What Swastikas Mean in Japan Clue: it's not a bad thing

By Abi King | Behind The Scenes

Jun 18

Swastikas in Tokyo

I love this photo. I love the smoke, I love the skin creases and the sequins, the small clues that show us that two different people are here.

And I love the swastikas in the centre.

I took this photo at Sensoji Temple in the heart of the city of Tokyo. The Asakusa region throngs with crowds, with street food stalls and arcade games. The hustle and bustle makes King’s Cross Station feel sedate.

People ring bells, they burn incense, they clap hands and they bow their heads for prayer. They scoop water from the mouths of frozen dragons and trade fortunes and trinkets at the booths that squeeze into the shadows.

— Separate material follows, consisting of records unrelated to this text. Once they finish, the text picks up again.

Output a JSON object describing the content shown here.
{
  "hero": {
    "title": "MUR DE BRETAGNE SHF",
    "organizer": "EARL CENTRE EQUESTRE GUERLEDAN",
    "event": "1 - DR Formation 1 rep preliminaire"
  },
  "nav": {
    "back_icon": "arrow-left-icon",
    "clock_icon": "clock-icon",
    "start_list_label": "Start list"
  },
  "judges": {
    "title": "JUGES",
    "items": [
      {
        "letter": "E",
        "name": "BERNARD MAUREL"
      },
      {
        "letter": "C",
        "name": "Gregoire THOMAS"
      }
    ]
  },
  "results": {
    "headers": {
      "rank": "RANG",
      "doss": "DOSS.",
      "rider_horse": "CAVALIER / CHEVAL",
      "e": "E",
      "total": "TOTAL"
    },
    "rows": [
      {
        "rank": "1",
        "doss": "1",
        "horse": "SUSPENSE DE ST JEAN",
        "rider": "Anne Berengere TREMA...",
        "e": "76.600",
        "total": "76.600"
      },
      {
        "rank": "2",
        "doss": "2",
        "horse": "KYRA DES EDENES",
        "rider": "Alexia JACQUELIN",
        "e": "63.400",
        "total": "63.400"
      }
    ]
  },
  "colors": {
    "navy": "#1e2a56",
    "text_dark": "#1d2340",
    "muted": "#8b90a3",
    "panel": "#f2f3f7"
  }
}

And everywhere everyone goes, the swastika follows.

What Swastikas Mean in Japan

Here in Japan, the swastika isn’t a symbol of menace and isn’t a byword for politics. It’s a religious symbol said to be derived from the Sanskrit that means “to be good.”

I know that. I know I know that. I know I knew that the last time I was here.

Yet I’m still surprised by the silent gulp that those spider legs induce. I’m still a little shocked that they make my heart beat faster.

And I think that’s why I love this photo so much.

It shows so little: two hands and the hint of a swastika. Yet it reminds me of so, so much.

That without the right perspective, it’s so easy to misjudge others.

Couple at Asakusa

Asukasa dragons and water

Asakusa shrine sale

Asakusa shrine folded paper

Asakusa shrine

Asukasa golden dragon

Have you ever had a moment like that while travelling? Or at home for that matter?!

wftristan June 20, 2012

The swastika is a fascinating symbol – pre Hitler is was regularly seen on xmas cards and was a symbol of all things good.
There is a really good book called “the gentle swastika” by the oddly named Man-woman – Well worth a read and is all about reclaiming it from evil

Also for any people in the UK – next time you at Waterloo station – walk past the costa as if you are walking outside and look up at the decorative metal thing that runs around the outside – its a repeating swastika pattern.


    Abi King June 24, 2012

    Thanks Tristan. I’ve probably walked through Waterloo station over a thousand times and never noticed that. Something to look out for next time…

Candace June 22, 2012

Thanks for sharing these stirring images, Abi – the fact that most of them are in black and white makes them even more so. I had a few similar moments while in India last year – as you know with it coming from the Sanskrit, the swastika is also an important Hindu symbol and is thus seen all over. I definitely understand your surprise/shock!

    Abi King June 24, 2012

    It’s a bit disconcerting to realise what an impact such a small squiggle can have! I wonder what symbols in Britain and the US have a similar effect on people from other countries…

Abhi June 24, 2012

Just as Candace mentioned, Swastika is an important Hindu symbol, and note how the orientation of the Swastika arms is in the opposite direction between what you see here (and in Hindu religion) vs what you see from Nazis. That’s a good way to identify and lessen the shock, I hope! :)

p.s. Last year when I was in Berlin, I became very curious about Hitler’s Swastika and if it had any connection with the symbol used in Hindu religion. My research after coming back from the trip revealed that Hitler essentially just picked up a symbol from Sanskrit/Aryan mythology and he wasn’t really concerned with it’s meaning. To him Swastika was just another Aryan symbol that he adopted and made (un)popular.

Camels & Chocolate June 25, 2012

Beautiful! And I never knew much about the swastika background but did notice it being quite prevalent when we were in Japan last fall.